Unmanned US drones are in the air gathering a constant stream of intelligence which is being fed back to a US-manned operations centre in Baghdad and then shared with America's allies.

There are close to 1,000 US military advisors in Iraq, including Special Operations forces, divided between Baghdad and Kurdistan and the CIA is believed to be running an operation to supply Kurdish forces, the Peshmerga, with arms and ammunition.

France and Germany both say they will send military equipment to help the Kurds defend themselves. RAF C130 Hercules transport planes have been dropping aid to civilians fleeing from the onslaught of IS, previously known as Isis, the Islamic State in Iraq and Sham (meaning Greater Syria).

Image copyright Reuters
Image caption Hundreds of Yazidis have fled the violence of Islamic State

RAF Chinook helicopters are on their way to the region. Australia is sending two C130 airplanes of its own and is considering joining Washington in combat operations against the IS. And so the list goes on.

But while the case for intervention on humanitarian grounds to save the lives of thousands of fleeing refugees is overwhelming, there is now the risk of what is known as "mission creep"; of a small, narrowly defined operation ballooning out of control, sucking in Western countries into a lengthy conflict with no clear exit.

Already there are calls from some politicians - including the former Defence Secretary Liam Fox - for Britain to join America in a combat role.

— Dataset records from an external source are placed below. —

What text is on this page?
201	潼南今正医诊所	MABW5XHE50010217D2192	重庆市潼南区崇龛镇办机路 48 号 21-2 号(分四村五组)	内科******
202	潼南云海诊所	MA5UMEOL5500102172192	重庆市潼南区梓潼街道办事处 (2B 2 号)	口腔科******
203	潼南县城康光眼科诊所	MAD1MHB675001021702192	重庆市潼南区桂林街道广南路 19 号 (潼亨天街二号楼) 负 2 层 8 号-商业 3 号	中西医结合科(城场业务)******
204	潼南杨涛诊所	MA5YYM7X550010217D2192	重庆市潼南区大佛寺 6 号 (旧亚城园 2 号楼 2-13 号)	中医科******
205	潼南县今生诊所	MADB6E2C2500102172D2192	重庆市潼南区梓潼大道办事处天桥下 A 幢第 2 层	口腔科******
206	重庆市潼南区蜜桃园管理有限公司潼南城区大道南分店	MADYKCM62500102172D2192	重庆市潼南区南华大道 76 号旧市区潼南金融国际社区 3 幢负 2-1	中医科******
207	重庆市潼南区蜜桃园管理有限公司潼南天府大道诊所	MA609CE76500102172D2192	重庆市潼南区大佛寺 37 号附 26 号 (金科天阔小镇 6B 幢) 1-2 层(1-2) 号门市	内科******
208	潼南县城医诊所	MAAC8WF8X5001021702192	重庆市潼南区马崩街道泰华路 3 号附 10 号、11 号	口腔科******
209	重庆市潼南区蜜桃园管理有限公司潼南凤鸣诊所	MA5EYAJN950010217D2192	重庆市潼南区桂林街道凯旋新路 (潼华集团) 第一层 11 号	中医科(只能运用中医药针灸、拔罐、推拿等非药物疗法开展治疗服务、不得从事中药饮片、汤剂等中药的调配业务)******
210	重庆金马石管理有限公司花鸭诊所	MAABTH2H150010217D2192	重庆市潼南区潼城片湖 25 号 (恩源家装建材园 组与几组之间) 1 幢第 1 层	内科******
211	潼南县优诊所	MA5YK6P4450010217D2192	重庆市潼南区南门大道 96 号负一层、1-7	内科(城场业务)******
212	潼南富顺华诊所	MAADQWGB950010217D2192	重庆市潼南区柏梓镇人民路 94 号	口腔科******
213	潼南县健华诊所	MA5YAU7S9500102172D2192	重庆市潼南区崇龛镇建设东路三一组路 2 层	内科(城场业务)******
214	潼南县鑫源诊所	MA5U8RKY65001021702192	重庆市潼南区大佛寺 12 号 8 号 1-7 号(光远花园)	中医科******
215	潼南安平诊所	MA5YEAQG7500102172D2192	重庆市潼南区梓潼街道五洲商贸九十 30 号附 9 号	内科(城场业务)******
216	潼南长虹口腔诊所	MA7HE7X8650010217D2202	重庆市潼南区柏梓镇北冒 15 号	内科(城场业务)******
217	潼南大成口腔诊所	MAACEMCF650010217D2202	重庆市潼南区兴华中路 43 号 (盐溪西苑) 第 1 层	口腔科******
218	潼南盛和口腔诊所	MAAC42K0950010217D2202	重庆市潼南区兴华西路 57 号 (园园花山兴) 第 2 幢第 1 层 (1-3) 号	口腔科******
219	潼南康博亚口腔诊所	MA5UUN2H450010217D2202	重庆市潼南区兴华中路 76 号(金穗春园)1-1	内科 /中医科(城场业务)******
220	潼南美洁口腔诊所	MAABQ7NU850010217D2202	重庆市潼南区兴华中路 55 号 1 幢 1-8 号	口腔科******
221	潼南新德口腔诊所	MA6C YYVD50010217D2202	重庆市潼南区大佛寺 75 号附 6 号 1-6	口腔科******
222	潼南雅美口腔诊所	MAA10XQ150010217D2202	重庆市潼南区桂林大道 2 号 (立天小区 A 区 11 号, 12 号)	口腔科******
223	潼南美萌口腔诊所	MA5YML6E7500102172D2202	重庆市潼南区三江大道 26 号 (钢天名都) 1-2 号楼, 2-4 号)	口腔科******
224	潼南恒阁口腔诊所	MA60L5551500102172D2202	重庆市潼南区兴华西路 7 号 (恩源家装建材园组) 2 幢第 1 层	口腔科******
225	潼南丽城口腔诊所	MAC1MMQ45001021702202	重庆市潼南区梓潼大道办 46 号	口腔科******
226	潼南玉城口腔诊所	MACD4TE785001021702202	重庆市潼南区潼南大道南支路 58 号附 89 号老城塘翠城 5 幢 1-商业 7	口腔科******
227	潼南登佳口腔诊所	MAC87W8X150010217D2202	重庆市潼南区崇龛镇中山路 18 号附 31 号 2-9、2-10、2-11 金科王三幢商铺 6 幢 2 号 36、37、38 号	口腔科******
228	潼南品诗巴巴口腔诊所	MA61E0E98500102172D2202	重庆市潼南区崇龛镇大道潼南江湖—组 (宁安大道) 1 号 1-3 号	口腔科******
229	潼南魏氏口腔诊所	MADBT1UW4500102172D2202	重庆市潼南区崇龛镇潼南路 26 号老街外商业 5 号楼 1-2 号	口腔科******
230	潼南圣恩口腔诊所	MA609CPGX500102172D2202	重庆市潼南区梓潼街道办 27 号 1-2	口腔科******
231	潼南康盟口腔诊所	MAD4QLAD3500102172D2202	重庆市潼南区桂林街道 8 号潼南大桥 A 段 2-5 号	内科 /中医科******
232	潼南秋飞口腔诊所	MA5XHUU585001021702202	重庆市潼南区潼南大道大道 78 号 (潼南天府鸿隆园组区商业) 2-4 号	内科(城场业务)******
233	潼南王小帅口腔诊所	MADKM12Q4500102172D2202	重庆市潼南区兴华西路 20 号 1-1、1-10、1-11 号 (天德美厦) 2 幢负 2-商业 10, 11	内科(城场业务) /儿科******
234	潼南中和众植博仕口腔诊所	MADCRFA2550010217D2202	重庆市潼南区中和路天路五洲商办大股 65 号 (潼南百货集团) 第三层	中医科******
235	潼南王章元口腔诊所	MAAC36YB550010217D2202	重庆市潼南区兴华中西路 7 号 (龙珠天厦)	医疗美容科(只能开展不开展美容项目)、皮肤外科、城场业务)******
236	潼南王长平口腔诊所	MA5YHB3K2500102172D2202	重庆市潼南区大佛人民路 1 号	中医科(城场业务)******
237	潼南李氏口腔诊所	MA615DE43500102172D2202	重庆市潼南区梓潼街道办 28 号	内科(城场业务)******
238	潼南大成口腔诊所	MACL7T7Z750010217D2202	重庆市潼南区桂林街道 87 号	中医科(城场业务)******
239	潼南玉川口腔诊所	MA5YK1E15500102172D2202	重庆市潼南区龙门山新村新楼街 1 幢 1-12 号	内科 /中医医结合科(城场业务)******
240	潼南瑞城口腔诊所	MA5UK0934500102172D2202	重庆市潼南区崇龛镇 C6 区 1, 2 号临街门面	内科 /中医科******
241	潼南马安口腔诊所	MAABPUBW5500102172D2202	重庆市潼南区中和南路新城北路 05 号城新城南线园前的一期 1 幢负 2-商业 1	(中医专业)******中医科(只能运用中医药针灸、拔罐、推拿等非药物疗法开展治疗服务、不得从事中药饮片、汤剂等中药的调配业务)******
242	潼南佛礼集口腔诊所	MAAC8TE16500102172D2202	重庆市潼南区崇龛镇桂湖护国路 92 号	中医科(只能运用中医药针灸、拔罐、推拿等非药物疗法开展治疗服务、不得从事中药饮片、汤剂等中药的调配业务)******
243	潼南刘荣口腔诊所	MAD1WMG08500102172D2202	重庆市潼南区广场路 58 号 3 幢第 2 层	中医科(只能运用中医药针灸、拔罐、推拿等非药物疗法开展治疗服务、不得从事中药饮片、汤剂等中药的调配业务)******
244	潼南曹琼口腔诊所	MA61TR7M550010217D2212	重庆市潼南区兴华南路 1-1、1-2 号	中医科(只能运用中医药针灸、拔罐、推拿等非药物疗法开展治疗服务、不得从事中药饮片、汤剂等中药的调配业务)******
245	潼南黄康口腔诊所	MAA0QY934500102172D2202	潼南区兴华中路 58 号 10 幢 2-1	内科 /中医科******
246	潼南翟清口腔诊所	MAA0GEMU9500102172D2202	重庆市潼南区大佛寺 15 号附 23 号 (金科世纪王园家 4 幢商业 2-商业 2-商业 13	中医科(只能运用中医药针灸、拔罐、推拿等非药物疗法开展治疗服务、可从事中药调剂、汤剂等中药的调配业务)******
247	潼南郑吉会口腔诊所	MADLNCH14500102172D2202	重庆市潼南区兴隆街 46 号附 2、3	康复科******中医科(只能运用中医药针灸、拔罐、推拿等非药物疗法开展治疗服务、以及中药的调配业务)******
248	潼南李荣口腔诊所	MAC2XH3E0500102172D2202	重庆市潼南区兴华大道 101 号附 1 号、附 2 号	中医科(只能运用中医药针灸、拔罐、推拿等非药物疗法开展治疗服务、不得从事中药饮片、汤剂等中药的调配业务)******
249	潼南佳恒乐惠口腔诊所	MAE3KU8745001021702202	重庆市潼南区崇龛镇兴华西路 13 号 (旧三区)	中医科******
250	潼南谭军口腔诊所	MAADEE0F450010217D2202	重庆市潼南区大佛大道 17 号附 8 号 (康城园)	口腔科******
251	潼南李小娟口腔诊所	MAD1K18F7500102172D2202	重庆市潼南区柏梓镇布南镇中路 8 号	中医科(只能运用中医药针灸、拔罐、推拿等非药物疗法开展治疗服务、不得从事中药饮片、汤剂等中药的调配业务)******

Analysts point out that however many refugees are escorted to safety, the fact remains that they have lost their homes to an invasive, extremist force that remains in place and will continue to threaten the whole region for as long as it exists.

Others contend that the West has already done enough damage in Iraq by invading in 2003, on the false pretext of finding Saddam Hussein's non-existent "Weapons of Mass Destruction", and it should now leave the area well alone.

So, just what are the risks of mission creep in Iraq?

Shifting objectives

Image copyright AP
Image caption US troops were present in Iraq from 2003 until 2011

Today the West's objectives in Iraq are relatively clear: save as many refugees as possible from slaughter by IS jihadists, push back IS forces from the Kurdish capital Irbil and support the elected government in Baghdad.

Western politicians are fond of saying "there will be no boots on the ground" but in practice there are already growing numbers of US military personnel deployed to Iraq behind the scenes.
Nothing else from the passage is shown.